There is one personal finance topic that may be too personal. It’s the topic no one wants to write about because reading about it leaves you feeling down. That topic is death. Death is the one thing we all have in common. No matter how much time we spend reading about all the ways to ensure you have a healthy financial future, you can’t have a fool-proof plan until you address the inevitable.
Why Do You Need Life Insurance?
Unfortunately, the best way I can explain this is to tell you about those who did not have life insurance.
Today, I was sent a Facebook invitation to help a family in need. They have a wonderful story, filled with hardship, but also with great joy. A husband and wife had a heart for foster children, and went through the process of taking in twins who had been put through the foster system and placed with horrible, abusive caretakers the previous two times. This time, they were put with a caring family who would do whatever it took to give these kids a permanent home. The kids had a very difficult time adjusting, but after a few years of relentless pursuit, the parents loving them as their own, the kids finally felt part of a family for the first time. They were adopted into the family, a family that was now theirs forever.
A few months later, the husband went to the doctor because of some alarming symptoms, and it was found out that he had a terminal brain tumor that was inoperable. Within a year, he died, leaving his wife and two newly adopted children behind. As sad as this story is, what is more heartbreaking is that they spent all their savings fighting the cancer, and were left with no other money.

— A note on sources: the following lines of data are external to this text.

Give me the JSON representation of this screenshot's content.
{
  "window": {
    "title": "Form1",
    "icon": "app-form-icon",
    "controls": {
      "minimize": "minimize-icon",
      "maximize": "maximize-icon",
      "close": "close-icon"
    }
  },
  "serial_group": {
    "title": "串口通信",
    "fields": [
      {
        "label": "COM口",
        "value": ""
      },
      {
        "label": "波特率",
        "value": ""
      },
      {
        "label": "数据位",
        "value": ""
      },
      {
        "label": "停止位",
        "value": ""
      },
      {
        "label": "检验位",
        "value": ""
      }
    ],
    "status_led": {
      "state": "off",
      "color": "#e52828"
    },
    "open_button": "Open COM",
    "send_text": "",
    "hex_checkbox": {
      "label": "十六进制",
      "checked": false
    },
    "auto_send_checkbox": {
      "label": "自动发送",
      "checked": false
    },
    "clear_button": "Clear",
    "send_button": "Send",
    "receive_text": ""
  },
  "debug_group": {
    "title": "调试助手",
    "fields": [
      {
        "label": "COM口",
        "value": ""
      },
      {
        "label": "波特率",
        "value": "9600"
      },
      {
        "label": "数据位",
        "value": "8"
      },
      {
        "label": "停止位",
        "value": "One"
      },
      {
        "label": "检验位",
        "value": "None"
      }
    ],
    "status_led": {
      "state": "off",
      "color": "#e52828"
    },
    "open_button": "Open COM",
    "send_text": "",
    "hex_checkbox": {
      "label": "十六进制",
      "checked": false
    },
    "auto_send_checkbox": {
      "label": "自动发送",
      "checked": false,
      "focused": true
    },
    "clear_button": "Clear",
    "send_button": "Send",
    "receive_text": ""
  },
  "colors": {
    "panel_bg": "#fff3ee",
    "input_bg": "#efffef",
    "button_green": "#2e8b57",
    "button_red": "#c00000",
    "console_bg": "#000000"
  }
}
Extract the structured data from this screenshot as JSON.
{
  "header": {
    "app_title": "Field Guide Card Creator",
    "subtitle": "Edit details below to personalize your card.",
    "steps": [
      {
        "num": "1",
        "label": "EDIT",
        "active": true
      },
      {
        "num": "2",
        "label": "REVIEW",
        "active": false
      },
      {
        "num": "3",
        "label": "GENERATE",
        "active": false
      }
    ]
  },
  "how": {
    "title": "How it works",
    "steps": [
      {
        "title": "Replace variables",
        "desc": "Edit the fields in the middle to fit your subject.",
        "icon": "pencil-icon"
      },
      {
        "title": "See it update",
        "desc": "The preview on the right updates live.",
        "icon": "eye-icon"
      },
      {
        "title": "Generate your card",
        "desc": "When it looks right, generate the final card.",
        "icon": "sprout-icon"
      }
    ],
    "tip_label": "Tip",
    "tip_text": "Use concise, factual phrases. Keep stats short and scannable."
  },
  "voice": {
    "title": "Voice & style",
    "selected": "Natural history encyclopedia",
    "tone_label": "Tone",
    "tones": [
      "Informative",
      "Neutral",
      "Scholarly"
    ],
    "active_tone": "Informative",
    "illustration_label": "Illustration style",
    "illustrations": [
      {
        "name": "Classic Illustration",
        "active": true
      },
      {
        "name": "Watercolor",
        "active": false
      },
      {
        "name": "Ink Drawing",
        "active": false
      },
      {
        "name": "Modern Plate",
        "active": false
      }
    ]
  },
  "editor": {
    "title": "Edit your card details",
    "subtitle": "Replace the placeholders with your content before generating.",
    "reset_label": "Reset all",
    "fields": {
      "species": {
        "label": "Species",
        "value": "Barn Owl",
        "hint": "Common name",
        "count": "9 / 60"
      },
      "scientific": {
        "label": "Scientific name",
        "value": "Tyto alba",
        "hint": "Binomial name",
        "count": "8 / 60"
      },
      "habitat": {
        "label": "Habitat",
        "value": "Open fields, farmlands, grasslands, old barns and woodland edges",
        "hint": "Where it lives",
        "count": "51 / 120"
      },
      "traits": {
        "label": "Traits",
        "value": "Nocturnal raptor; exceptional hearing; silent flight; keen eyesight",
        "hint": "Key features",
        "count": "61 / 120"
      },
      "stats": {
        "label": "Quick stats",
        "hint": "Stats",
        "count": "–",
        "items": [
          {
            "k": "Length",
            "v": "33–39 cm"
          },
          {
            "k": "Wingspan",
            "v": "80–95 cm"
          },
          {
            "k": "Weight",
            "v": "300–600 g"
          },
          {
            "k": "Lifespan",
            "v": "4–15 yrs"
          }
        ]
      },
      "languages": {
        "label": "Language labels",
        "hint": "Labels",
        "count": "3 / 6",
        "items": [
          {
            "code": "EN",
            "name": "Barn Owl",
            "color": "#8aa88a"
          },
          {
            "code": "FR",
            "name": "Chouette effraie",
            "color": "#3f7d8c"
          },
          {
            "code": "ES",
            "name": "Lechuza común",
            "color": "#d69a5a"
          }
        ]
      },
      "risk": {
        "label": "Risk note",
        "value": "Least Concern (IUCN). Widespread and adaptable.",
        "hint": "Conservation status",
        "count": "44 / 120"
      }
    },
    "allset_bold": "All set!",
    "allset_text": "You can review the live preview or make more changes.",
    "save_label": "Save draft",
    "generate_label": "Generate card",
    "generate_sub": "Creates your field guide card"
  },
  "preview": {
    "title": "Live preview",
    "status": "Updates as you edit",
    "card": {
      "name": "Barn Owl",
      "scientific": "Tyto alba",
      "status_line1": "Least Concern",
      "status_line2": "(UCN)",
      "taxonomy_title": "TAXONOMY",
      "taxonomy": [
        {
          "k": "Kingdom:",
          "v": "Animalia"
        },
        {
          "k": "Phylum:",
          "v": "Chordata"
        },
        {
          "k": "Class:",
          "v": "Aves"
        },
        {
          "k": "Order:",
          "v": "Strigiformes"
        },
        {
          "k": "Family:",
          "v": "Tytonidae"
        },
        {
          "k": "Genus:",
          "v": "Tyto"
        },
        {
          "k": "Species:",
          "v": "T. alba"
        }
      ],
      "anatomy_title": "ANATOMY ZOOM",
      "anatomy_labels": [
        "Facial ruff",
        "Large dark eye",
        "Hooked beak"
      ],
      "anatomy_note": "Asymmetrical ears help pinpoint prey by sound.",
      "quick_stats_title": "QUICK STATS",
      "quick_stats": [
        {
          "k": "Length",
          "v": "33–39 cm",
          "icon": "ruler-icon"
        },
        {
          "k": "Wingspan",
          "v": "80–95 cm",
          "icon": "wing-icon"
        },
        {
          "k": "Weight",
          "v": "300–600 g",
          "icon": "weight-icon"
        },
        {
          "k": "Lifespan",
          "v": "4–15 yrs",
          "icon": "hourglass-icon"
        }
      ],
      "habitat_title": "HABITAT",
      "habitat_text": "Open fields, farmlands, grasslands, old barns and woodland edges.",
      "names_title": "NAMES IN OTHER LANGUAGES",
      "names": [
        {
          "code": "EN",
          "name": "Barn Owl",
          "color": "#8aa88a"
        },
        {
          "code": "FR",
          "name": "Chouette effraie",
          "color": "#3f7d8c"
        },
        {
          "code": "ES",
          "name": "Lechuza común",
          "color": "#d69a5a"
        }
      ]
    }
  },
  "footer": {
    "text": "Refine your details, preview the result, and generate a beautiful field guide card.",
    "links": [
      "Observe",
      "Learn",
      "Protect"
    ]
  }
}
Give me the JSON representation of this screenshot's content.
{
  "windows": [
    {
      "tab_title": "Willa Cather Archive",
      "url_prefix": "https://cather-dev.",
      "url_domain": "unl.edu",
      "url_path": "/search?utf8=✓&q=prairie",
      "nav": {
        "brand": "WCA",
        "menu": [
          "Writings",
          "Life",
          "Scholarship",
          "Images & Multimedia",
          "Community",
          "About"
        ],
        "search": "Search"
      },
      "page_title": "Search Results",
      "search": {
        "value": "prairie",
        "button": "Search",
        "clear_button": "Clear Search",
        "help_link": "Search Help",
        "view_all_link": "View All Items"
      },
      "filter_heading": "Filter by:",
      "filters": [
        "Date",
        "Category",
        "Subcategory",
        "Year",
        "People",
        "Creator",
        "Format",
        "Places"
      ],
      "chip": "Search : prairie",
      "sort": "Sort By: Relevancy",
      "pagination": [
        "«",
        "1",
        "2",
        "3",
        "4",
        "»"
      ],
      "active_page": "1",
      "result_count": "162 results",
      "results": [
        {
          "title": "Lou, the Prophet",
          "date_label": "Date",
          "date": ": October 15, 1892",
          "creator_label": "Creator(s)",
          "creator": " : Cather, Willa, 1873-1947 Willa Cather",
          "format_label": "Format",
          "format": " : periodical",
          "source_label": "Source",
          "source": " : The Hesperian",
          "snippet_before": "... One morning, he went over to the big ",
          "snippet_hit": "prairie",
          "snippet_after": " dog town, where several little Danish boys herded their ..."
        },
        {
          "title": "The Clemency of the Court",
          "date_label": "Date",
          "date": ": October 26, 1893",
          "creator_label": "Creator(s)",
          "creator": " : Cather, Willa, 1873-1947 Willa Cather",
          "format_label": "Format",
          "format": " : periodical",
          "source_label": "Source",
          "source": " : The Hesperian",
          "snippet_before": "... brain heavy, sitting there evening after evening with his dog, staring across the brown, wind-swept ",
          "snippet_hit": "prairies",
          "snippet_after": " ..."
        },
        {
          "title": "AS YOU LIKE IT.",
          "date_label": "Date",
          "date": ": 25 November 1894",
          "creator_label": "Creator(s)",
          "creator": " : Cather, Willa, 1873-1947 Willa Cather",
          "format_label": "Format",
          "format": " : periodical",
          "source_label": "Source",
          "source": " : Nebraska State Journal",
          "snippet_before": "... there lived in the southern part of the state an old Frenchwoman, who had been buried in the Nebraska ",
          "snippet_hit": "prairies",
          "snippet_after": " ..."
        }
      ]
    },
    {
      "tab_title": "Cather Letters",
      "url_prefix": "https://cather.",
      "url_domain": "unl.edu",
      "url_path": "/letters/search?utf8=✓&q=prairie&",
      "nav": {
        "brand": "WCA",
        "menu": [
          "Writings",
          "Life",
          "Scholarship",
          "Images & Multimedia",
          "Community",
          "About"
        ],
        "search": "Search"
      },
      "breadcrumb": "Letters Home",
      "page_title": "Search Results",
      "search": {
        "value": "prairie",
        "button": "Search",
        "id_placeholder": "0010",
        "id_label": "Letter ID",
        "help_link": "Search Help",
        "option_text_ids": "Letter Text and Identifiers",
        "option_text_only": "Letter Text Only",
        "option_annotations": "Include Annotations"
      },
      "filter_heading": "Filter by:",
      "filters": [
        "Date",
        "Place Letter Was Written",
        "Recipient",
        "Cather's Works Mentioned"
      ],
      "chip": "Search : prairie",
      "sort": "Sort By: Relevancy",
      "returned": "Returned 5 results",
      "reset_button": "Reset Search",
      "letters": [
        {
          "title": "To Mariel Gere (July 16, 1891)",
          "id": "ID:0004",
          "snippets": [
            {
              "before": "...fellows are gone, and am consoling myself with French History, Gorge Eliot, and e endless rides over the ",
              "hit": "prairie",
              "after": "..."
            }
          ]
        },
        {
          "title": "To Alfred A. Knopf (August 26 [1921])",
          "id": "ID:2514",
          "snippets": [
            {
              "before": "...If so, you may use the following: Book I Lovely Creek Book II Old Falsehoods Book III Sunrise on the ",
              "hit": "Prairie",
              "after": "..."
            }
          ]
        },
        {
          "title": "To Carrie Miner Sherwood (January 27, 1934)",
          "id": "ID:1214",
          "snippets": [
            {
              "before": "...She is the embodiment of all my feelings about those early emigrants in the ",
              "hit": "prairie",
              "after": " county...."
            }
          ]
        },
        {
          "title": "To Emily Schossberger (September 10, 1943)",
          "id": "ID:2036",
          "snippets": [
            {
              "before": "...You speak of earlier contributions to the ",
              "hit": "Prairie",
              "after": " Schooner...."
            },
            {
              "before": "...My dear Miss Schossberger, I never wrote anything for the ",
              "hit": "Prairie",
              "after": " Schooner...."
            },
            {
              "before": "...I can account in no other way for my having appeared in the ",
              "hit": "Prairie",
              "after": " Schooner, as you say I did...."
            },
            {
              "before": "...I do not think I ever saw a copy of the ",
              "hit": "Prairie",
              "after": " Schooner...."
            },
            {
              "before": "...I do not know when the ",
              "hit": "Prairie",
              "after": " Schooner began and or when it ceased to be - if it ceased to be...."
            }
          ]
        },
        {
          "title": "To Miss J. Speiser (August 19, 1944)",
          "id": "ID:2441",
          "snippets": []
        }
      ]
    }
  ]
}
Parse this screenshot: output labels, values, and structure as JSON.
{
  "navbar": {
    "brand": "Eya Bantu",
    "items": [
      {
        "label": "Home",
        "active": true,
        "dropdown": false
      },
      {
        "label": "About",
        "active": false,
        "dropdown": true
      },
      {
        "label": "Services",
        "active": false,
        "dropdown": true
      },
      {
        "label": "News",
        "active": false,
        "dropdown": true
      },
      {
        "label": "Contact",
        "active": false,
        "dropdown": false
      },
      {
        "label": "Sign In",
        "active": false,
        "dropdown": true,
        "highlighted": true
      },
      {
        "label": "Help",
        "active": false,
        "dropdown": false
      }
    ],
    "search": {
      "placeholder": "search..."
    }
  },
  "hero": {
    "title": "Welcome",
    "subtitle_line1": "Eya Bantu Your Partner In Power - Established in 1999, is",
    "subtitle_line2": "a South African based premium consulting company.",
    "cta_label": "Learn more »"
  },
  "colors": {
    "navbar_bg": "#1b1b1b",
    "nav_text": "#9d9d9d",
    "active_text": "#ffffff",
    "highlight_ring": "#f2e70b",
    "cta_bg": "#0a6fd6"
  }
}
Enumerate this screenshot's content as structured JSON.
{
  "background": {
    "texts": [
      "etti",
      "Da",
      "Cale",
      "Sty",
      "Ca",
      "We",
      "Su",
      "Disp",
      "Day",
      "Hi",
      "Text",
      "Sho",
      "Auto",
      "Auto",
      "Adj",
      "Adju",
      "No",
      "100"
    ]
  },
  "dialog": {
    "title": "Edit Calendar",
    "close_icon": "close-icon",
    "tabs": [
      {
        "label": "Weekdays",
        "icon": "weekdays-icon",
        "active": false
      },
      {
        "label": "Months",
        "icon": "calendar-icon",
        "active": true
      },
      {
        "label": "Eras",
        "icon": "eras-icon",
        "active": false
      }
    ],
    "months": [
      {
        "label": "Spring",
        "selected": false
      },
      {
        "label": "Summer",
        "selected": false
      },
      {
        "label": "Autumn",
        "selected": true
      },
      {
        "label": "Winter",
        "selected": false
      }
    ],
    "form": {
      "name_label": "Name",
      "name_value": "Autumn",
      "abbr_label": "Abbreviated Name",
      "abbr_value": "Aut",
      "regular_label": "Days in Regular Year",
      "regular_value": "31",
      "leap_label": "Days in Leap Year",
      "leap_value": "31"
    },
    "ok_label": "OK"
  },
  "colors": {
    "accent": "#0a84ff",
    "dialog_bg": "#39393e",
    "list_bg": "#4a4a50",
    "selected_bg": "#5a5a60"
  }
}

There was no life insurance policy in place to cover the cost of his wife having to raise two children on her own with no income. They have set up a donation page (which is the best way to help a family in this position), I only wish this story could have had the financial burden lifted with a life insurance policy, but sadly, this is not the case.
When I was 5 years old, my father passed away from melanoma skin cancer. He was only 31 years old. By the time they found the cancer, it was already stage 5, meaning it had metastasized, entered his blood stream and was planting itself all over his body. His terminal cancer diagnosis put our family in a whirlwind, especially my mother. She had three kids under age 8 and her husband, the main breadwinner in the family, was about to die.
Luckily, my father was a life insurance salesman who knew the value of getting a good term life policy in case something devastating should happen. Unfortunately, he also underestimated when he would leave this earth, and only signed up for a $75,000 policy. My mother was able to pay for medical bills and the funeral with the money, and didn’t have much left to live on.
The doctors made a mistake on his diagnosis some years prior, and called a mole “benign,” when in reality it was stage 3 melanoma. Some sort of lawsuit arose, and my mother was awarded with money that ended up taking care of us for years to come (I even received an inheritance from it and blew it all). But if that lawsuit never came, the money to care for us would not be there, and my mother would be in dire straits financially. We would most likely have lost everything and moved in with her parents or a relative who could assist while she tried to get back on her feet.
Why Don’t More People Have Life Insurance?
According to an article on USA Today, in 2010, “Only 44% of households have an individual life insurance policy, and 30% have no individual or employer-provided life insurance…” They stated that there were 11 million households with children under the age of 18 who had no life insurance policy in place. The common refrain from those who chose not to buy a life insurance policy was that it was not their top financial priority. Whether it’s the downed economy, lack of knowledge, not wanting to face their mortality or just plain procrastination, it’s clear that people don’t feel that life insurance is enough of a priority to throw a few dollars at it a month.
What Did We Do?
We ended up signing me up for a 25-year term-life policy at $1,000,000 for $43 a month. I came up with this number by calculating how much my wife would need to live off of indefinitely at a 4% interest rate. She would first pay off the house, and then invest the rest, being able to live off the interest alone and leaving the principal there to provide the passive income. After tithe, her monthly income would be $2100 a month at that 4% interest rate. Based on our budget, this would cover every line item in our budget, with some wiggle room as she gets adjusted to life without me. And trust me, just typing that sentence makes me feel sick to my stomach, but reinforces that we made the right decision in getting this policy.
This Is Important
You are going to die. That sentence should make you uncomfortable. I hope that it makes you uncomfortable enough to get off your butt and look into getting a life insurance policy. It is one of the ways you can tell your family you love them, and can continue to love them even if the worst thing imaginable happens. Please don’t wait like my dad did, and don’t ignore it, as 30% of American households do. Set aside $30-$50 a month and give your family one more reason to sleep well at night.